MURCIA CITY HALL 1998

It was art historian Antonio Bonet who suggested to Murcia’s City Hall that Rafael Moneo be the architect to find a solution for the complicated plot on which the institution’s annex was to go up, on the Plaza del Cardenal Belluga, the city’s most prominent public space. With the excesses of 1980s postmodernism still in recent memory, the building on Plaza Cardenal Belluga was a good opportunity to prove that the preesistenze ambientali debate on how to build in a historical city still had not reached any definitive conclusions. Basically, there are no rules when it comes to intervening in a historical city.
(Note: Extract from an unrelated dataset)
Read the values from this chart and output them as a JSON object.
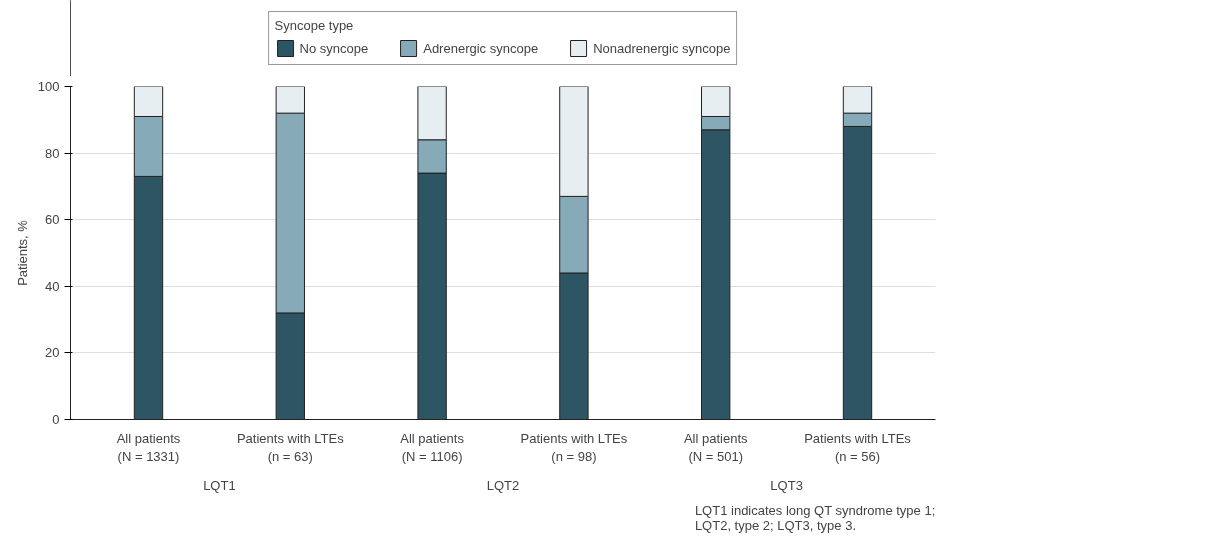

The Cardenal Belluga project was going to recognize what is singular, specific. We must listen to what the place is suggesting, then listen to our architectural instincts and transform hazy formal wishes into concrete buildings, making use of our knowledge of the field. Possibly the most important urban space of Murcia, Plaza Cardenal Belluga boasts the Cathedral of Murcia, whose monumental facade was designed by architect Jaime Bort in 1754; the Palace of Cardinal Belluga, on which architect Baltasar Canestro had worked from 1765 to 1768; and a series of residences built by the local bourgeoisie at the beginning of the 20th century. The site on which to intervene was the result of a demolition between the streets Frenería and San Patricio; the project had to fill in this void, helping the plaza become a plaza again. And so, upon recognizing the importance of the alignments and establishing an order of dimensions that would not seem too shocking on the plaza, the building’s architecture became an alternative to the giant Baroque altarpiece of the cathedral’s facade. The City Hall building is a modern replica of the cathedral’s altarpiece, displaying a vertical pilaster structure that accommodates a horizontal slab system; the relationship between the pilasters is random, their vertical edges are underlined. Also of interest is the contrast between the stone of the facade and the basalt of the square’s pavement, defined by substantially modifying its profile, which drew a concave surface. In conclusion, the plaza becomes a group of monumental buildings – Cathedral, Palace, City Hall – forming a space that does not lose tension in the early 20th-century bourgeois residences. The Murcia project hopes to demonstrate that respect for what already exists is no obstacle for freedom in architecture.